II. Packaging (see Table 40-7)
  • 2-Octyl cyanoacrylate (Dermabond) is a fast-setting topical skin adhesive intended to close easily approximated skin edges of wounds from surgical incisions, including punctures from minimally invasive surgery and simple, thoroughly cleansed, trauma-induced lacerations. It may be used in conjunction with, but not in place of, subcuticular sutures. It is contraindicated for use on any wounds with evidence of active infection, areas under high skin tension, mucocutaneous surfaces, or skin regularly exposed to body fluids. Patients with formaldehyde allergies may react to this topical solution.

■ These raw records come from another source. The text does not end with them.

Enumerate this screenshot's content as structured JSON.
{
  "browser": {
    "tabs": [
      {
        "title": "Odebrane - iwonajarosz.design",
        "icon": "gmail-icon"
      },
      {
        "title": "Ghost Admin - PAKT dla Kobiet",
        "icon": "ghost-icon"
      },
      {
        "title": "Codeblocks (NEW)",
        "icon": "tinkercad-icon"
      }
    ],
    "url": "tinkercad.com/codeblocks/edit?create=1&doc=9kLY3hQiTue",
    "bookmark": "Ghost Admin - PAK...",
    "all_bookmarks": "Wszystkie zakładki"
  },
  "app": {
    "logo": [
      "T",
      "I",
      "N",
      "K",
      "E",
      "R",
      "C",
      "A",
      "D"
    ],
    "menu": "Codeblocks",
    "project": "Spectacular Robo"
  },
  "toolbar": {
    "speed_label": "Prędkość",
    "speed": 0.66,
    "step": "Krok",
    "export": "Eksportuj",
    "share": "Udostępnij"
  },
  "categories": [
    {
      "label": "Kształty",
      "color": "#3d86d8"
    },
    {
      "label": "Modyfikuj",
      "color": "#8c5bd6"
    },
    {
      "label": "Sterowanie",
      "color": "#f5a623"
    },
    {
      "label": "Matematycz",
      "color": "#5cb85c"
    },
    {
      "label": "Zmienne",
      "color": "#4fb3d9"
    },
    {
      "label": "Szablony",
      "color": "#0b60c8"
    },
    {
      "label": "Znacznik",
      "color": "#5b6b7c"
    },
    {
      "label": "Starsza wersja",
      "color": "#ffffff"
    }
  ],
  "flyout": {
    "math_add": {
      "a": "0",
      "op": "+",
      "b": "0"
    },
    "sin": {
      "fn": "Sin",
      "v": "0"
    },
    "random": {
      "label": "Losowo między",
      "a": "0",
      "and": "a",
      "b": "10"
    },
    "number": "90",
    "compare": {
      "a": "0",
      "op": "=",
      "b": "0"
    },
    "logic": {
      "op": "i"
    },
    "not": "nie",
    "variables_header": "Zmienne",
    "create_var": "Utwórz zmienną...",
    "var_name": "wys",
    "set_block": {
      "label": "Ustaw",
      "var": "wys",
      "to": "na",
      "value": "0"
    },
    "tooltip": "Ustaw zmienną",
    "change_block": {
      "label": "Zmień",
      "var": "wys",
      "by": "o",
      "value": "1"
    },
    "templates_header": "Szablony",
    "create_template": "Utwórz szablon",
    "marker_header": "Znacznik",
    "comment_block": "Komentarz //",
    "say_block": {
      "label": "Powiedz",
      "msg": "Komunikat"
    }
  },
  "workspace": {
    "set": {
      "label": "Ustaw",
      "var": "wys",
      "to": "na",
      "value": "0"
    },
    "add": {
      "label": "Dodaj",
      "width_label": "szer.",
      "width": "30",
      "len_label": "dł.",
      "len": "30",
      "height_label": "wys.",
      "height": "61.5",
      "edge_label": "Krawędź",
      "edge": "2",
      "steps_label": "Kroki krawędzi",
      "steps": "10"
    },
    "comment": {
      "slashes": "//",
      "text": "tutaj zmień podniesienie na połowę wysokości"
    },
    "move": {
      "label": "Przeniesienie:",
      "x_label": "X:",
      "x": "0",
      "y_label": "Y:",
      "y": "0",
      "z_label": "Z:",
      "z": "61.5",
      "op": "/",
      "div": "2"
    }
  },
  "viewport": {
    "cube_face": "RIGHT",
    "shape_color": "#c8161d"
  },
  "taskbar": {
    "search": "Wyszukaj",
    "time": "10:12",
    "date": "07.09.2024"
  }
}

    • Packaging (Ethicon, Inc):
      • Dermabond liquid: 0.5-mL single-use crushable glass ampules
  • Becaplermin (Regranex) is a recombinant platelet-derived growth factor that is used topically as adjunctive therapy in the treatment of lower extremity diabetic neurotropic ulcers that extend into the subcutaneous tissue or deeper.
    • Use: Apply to ulcer once daily until ulcer is healed.
    • Packaging (Ortho-McNeil):
      • Regranex 100 μg: 2-g, 7.5-g, 15-g multiuse tubes
  • Apligraf is a bioengineered human skin equivalent used in the treatment of venous ulcers. It is composed of living keratinocytes and dermal fibroblasts derived from neonatal foreskin and propagated in culture. A gel of dermal fibroblasts and type I bovine collagen is formed, allowed to contract, and overlaid with neonatal keratinocytes to form a bilayered construct. It is able to produce its own matrix proteins and growth factors. Melanocytes are absent. It has a 5-day shelf life.
    • Use: Apply to noninfected ulcer under compression dressing for 2 weeks.